Dans de nombreux pays, l’enseignement supérieur est le parent pauvre des ministères. Certaines universités et grandes écoles battent de l’aile. Elles sont mal équipées. Leurs laboratoires sont sans budget consistant. Si les enseignants fournissent de nombreux efforts pour bien former les étudiants, les autorités gouvernementales ont d’autres priorités non moins importantes : électrifier le pays, désenclaver de nombreuses localités, assurer l’éducation de base d’une jeunesse qui attend trop des Etats… C’est ainsi que dans certaines filières, l’étudiant n’a droit qu’à des cours théoriques, le matériel pour les travaux pratiques
étant entièrement inexistant ou très vétuste.
Par ailleurs, le ratio professeur/étudiant est très élevé. L’encadrement en est négativement impacté. N’est-
ce pas que certains enseignants dispensent plusieurs cours dans des classes de plus de deux mille étudiants
où leurs voix ne sont entendues que par une minime partie des étudiants ?
Or, un pays ne saurait se développer sans ressources humaines de qualité : les enseignants, les éléments
des forces de défense et de sécurité, les médecins, les ingénieurs doivent être de très bon niveau… N’est-ce
pas que les ressources humaines de très bonne qualité sont surtout formées dans les universités et autres
grandes écoles d’enseignement supérieur ? Du reste, c’est la qualité des ressources humaines qui
déterminera le développement des pays africains au sud du Sahara.

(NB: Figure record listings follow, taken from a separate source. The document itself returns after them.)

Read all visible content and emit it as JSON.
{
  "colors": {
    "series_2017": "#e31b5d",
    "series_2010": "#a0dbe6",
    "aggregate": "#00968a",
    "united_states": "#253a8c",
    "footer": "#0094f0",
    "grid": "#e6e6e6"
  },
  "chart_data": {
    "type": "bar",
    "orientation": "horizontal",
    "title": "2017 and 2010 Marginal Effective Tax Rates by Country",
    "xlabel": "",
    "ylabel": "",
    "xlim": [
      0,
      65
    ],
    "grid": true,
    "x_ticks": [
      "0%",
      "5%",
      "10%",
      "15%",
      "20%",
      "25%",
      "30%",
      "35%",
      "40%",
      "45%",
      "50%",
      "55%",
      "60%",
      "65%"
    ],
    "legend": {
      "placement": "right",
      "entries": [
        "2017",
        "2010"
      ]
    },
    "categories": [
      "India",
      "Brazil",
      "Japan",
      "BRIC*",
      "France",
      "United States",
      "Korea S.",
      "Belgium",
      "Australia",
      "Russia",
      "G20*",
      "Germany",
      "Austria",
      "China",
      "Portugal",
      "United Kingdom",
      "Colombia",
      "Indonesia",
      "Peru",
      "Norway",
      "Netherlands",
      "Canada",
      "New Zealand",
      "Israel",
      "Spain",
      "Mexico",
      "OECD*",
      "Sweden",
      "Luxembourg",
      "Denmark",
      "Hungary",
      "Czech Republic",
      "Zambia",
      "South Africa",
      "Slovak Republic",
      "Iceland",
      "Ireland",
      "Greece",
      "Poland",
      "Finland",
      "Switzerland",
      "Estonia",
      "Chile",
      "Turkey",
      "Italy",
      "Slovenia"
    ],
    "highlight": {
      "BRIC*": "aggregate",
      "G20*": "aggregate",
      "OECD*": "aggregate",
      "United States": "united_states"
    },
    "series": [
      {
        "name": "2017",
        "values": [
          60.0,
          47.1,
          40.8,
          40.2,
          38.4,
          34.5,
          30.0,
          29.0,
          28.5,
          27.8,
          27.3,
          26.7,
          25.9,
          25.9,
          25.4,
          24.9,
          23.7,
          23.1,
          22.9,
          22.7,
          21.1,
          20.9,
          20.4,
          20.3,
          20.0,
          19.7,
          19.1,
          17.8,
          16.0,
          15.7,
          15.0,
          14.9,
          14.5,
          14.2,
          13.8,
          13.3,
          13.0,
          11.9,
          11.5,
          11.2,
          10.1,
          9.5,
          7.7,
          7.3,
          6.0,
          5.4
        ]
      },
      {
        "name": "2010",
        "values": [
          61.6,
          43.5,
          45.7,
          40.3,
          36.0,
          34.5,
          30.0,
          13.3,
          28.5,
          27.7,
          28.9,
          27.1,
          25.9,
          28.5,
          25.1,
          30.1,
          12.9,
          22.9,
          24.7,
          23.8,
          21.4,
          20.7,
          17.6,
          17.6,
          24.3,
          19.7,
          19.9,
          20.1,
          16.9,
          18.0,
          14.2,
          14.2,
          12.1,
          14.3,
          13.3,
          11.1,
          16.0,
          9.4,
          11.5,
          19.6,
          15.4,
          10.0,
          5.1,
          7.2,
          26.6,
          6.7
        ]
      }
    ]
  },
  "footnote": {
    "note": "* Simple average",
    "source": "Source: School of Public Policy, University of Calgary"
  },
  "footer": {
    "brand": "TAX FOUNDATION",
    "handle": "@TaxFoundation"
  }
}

C’est pour aider à augmenter la masse critique des ressources humaines de qualité en Afrique que
l’Observatoire continental pour l’Enseignement supérieur et la Recherche scientifique et technologique
(OER) a été créé.
L’OER est un lieu de convergence des acteurs des milieux universitaires, de la recherche et de l’innovation
pour la promotion de l’enseignement supérieur et de la recherche scientifique et technologique dans les
institutions d’enseignement supérieur privées des pays africains, au sud du Sahara.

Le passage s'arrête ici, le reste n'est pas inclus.